The transfer of results from highly controlled CTs to a more generalizable community-based setting is called second stage translational research and is currently of great interest. By their nature RCTs are well monitored and highly non-representative of the way interventions are delivered in community-based settings. Because the randomization of participants to study arms is rarely feasible in community-based settings, non-randomized designs are often employed, with concomitant risk of imbalanced covariates creating bias that potentially undermines support for causality. Another related factor further complicates the rigorous evaluation of non- randomized interventions. Due to the logistics of dissemination, non-randomized designs often employ experimental units that are characterized by aggregate statistics, e.g. schools, rather than information from individual members, e.g. students. The combination of non-randomized designs and aggregate experimental units has seriously limited the evaluation of interventions administered in community-based settings. This has engendered uncertainty within the research community as to whether specific community-based interventions are truly effective. Statistical methods that rigorously evaluate the effects of interventions while controlling for bias are needed to address this pervasive concern.
Aim 1 will introduce the use of multivariate spatial methods to refine the evaluation of the Connecticut Collaboration for Fall Prevention (CCFP).

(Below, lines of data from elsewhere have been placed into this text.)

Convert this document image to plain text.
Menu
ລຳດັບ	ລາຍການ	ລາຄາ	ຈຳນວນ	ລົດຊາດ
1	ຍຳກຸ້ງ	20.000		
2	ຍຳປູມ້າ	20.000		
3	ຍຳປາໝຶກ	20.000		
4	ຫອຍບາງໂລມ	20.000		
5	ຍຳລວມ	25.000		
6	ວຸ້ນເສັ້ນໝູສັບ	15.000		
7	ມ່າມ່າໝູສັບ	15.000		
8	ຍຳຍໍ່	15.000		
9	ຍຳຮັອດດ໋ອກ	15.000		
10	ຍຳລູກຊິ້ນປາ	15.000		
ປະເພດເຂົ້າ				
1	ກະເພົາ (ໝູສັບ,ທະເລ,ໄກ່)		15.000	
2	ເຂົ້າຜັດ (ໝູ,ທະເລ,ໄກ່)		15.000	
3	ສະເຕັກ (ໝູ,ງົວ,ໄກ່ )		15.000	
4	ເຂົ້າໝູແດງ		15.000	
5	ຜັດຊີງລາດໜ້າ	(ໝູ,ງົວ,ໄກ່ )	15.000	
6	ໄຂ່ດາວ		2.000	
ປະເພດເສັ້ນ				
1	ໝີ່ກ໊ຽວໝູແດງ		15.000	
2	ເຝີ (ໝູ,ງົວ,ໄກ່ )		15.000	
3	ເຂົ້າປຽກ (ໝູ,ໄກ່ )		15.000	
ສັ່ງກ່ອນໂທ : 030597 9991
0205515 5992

CCFP was the first large- scale, longitudinal trial of a community-wide intervention designed to prevent injurious falls in older adults and demonstrated a rate of fall-related utilization from serious injury over a 5 year period that was 9.9% less in the intervention area relative to the usual care area.
In Aim 1 we simultaneously estimate the associations between the CCFP intervention and rates of head injury, hip fracture, and non-hip fracture.
In Aims 2 and 3 we analyze the Healthy Food Certification (HFC), a non-randomized community-based intervention that promoted adoption of voluntary state nutritional standards for all food sold in participating school districts in Connecticut. By exploiting the relative merits of propensity scores and spatial modeling, Aims 2 and 3 provide stronger evidence of causality for non-randomized interventions. The proposed innovation is calculation of propensity scores for experimental units of aggregate nature with subsequent application in matching and spatial regression adjustment. We will demonstrate the methods of Aims 2 and 3 by evaluating the HFC intervention in Connecticut's elementary, middle and high schools, and provide insight on childhood obesity.
The significance of this application is its provision of methodology that strengthens evidence of effectiveness and causality in the evaluation of second stage translational research and non- randomized studies. The proposed methods will allow a more rigorous evaluation of a wide range of non-randomized interventions ranging from clinical interventions for diabetes and heart disease to psychological interventions to reduce occurrence of domestic abuse. By pooling two reputable teams of researchers from Yale University and the University of Minnesota, the proposed statistical methods will be assessed by content experts whose experience, intuition and interpretation of model results will accurately gauge the utility of the proposed methods.